National believes as much as $10 billion could be freed up by the partial float – money which Key says will be spent on other priorities including new schools, operating theatres, ultra-fast broadband, road building and other transport infrastructure.

The Government also planned to pay down debt faster and would trim new budget spending by a further $300 million in its 2011 budget. That would leave just $800m to $900m to cope with wage pressures and burgeoning cost pressures in health and education.

The last asset sales were during National's last term in government in 1990 and included Contact Energy and Auckland Airport. Billions of dollars were raised but asset sales became deeply unpopular after some former SOEs fell into foreign ownership and services were run down.

Labour finance spokesman David Cunliffe said National was "flogging off the family silver" to pay for last year's tax cuts.

"National's model of mixed ownership means that the wider public interest that should be an essential requirement in terms of running New Zealand's electricity system will be surrendered to private investors, many of whom will certainly not have New Zealand's best interests at heart," Cunliffe said. "Arguably `mixed ownership' is the worst of both worlds."

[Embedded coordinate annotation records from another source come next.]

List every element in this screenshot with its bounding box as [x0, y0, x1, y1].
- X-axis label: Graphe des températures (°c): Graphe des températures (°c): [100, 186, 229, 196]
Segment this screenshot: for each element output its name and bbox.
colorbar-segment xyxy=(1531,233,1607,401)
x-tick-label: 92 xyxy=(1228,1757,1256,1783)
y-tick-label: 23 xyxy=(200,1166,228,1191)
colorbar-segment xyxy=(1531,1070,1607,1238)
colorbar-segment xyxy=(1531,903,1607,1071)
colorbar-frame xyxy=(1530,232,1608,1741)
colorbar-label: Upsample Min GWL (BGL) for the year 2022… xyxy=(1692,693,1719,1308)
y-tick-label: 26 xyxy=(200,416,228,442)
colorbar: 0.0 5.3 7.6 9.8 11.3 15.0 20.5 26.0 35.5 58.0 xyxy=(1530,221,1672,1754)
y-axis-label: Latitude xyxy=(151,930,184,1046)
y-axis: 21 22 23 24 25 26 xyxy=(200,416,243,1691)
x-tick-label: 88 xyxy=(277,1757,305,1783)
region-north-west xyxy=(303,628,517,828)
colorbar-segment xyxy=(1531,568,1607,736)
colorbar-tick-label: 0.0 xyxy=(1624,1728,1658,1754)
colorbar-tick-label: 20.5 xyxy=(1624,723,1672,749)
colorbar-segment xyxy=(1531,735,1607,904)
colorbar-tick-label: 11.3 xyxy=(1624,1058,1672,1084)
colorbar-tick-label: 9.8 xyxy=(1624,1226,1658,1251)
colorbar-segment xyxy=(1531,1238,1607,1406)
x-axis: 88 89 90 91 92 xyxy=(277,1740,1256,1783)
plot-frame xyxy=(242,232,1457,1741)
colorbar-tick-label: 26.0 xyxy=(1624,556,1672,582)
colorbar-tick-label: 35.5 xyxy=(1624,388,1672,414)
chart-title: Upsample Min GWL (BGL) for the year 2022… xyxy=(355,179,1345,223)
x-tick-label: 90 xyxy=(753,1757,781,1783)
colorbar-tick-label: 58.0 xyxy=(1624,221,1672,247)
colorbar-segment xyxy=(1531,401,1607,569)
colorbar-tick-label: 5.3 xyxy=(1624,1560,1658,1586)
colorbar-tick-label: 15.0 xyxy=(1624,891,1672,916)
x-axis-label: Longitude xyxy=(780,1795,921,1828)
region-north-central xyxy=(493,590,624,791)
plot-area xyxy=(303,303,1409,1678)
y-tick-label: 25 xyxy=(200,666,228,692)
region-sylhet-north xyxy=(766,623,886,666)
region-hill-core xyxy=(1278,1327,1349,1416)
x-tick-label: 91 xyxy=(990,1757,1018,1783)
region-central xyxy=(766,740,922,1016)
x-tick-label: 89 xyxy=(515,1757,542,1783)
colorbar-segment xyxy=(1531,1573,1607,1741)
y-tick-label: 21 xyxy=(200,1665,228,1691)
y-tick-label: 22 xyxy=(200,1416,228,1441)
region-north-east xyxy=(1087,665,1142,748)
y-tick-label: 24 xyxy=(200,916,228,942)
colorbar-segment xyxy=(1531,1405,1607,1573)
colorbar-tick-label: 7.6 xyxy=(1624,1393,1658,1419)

NZ First leader Winston Peters said the plan was disastrous and SOEs would end up in Chinese hands because China was one of the few countries with ready cash to invest in countries such as New Zealand.

But Key said the Government was having to borrow $300m a week and the country faced the risk of a credit downgrade because of its high levels of foreign indebtedness.

"I know the polling and the case that people don't necessarily like [asset sales]. But do they like the concept of interest rates going up? Do they like an economy that's all of a sudden getting controlled by a bailout?"